In this study, one in four individuals with high blood pressure was consuming a high sodium diet. The study results suggested that a low-salt diet intervention should be targeted to only the group comprising persons with high blood pressure consuming a high-salt diet, which formed only 10% of the entire study participants.
However, the negative effect of a low-salt diet noted in the study raises particular concern, especially in the light of national campaigns on dietary salt reduction. If the study findings are correct, such a strategy may prove to be counter-productive.
The strength of the Lancet study lies in the large number of participants recruited in a prospective manner, and the rigorous methodology followed by the investigators. One of the major limitations of the study is the fact that the use of salt in diet is assessed using a single criterion – the fasting urine sodium level.
Although, the investigators have validated such a test result against the more stringent 24-hour urine collection results in a previously published study, scientists from the United States Centres of Disease Control and Prevention have questioned the validity of using a single urine sample to measure sodium consumption.

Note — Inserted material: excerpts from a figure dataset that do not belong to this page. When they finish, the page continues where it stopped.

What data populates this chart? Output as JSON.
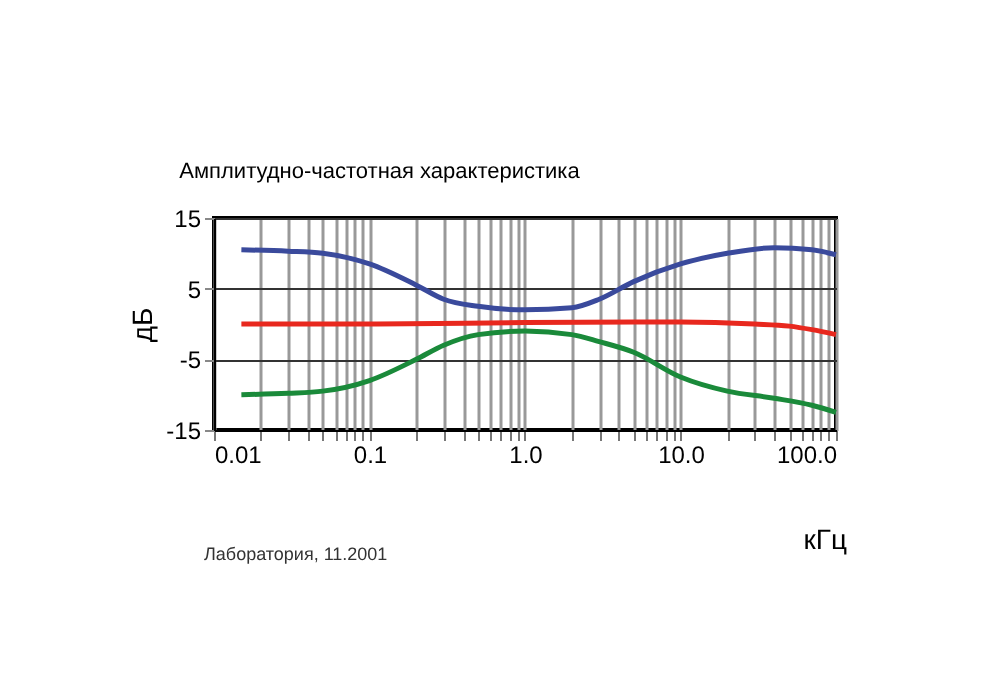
{
  "chart_data": {
    "type": "line",
    "title": "Амплитудно-частотная характеристика",
    "xlabel": "кГц",
    "ylabel": "дБ",
    "annotations": [
      "Лаборатория, 11.2001"
    ],
    "log": "x",
    "grid": true,
    "marker": "none",
    "line_style": "solid",
    "legend": false,
    "xlim": [
      0.01,
      100
    ],
    "ylim": [
      -15,
      15
    ],
    "yticks": [
      -15,
      -5,
      5,
      15
    ],
    "xticks": [
      {
        "value": 0.01,
        "label": "0.01"
      },
      {
        "value": 0.02,
        "label": null
      },
      {
        "value": 0.03,
        "label": null
      },
      {
        "value": 0.04,
        "label": null
      },
      {
        "value": 0.05,
        "label": null
      },
      {
        "value": 0.06,
        "label": null
      },
      {
        "value": 0.07,
        "label": null
      },
      {
        "value": 0.08,
        "label": null
      },
      {
        "value": 0.09,
        "label": null
      },
      {
        "value": 0.1,
        "label": "0.1"
      },
      {
        "value": 0.2,
        "label": null
      },
      {
        "value": 0.3,
        "label": null
      },
      {
        "value": 0.4,
        "label": null
      },
      {
        "value": 0.5,
        "label": null
      },
      {
        "value": 0.6,
        "label": null
      },
      {
        "value": 0.7,
        "label": null
      },
      {
        "value": 0.8,
        "label": null
      },
      {
        "value": 0.9,
        "label": null
      },
      {
        "value": 1,
        "label": "1.0"
      },
      {
        "value": 2,
        "label": null
      },
      {
        "value": 3,
        "label": null
      },
      {
        "value": 4,
        "label": null
      },
      {
        "value": 5,
        "label": null
      },
      {
        "value": 6,
        "label": null
      },
      {
        "value": 7,
        "label": null
      },
      {
        "value": 8,
        "label": null
      },
      {
        "value": 9,
        "label": null
      },
      {
        "value": 10,
        "label": "10.0"
      },
      {
        "value": 20,
        "label": null
      },
      {
        "value": 30,
        "label": null
      },
      {
        "value": 40,
        "label": null
      },
      {
        "value": 50,
        "label": null
      },
      {
        "value": 60,
        "label": null
      },
      {
        "value": 70,
        "label": null
      },
      {
        "value": 80,
        "label": null
      },
      {
        "value": 90,
        "label": null
      },
      {
        "value": 100,
        "label": "100.0"
      }
    ],
    "series": [
      {
        "color": "#3a4a9c",
        "x": [
          0.015,
          0.03,
          0.05,
          0.1,
          0.2,
          0.3,
          0.5,
          1,
          2,
          3,
          5,
          10,
          20,
          40,
          70,
          100
        ],
        "values": [
          10.5,
          10.3,
          10,
          8.5,
          5.5,
          3.5,
          2.5,
          2,
          2.3,
          3.5,
          6,
          8.5,
          10,
          10.8,
          10.5,
          9.8
        ]
      },
      {
        "color": "#e8281e",
        "x": [
          0.015,
          0.1,
          1,
          10,
          30,
          50,
          70,
          100
        ],
        "values": [
          0,
          0,
          0.2,
          0.3,
          0,
          -0.3,
          -0.8,
          -1.5
        ]
      },
      {
        "color": "#1a8a3a",
        "x": [
          0.015,
          0.03,
          0.05,
          0.1,
          0.2,
          0.3,
          0.5,
          1,
          2,
          3,
          5,
          10,
          20,
          40,
          70,
          100
        ],
        "values": [
          -10,
          -9.8,
          -9.5,
          -8,
          -5,
          -3,
          -1.5,
          -1,
          -1.5,
          -2.5,
          -4,
          -7.5,
          -9.5,
          -10.5,
          -11.5,
          -12.5
        ]
      }
    ]
  }
}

On June 1, 2016, the Food and Drug Administration, issued a draft guidance statement to the food industry to reduce salt in processed and commercially prepared food.
The Lancet study result appears to throw the scientific dogma that a “low-salt diet is good for all persons” under the bus. National strategies for salt reduction may not be appropriate for all persons, and the latest research from Yusuf’s group suggests that such an intervention ought to be targeted to high-risk individuals. All of this inevitably leads to confusion for the general public.
What is the message for you?
If you have high blood pressure, too much salt is not good for health. It also raises the intriguing possibility that a very low-salt diet for a person with high blood pressure could be bad for health. Avoiding added salt and processed food makes better sense for a person with high blood pressure. For an individual without high blood pressure, moderate salt use is probably safe – for now.
Aju Mathew, MD, MPhil (Cambridge), American Board (internal medicine, medical oncology and hematology) is an assistant professor in medicine and oncology at the University of Kentucky Markey Cancer Centre.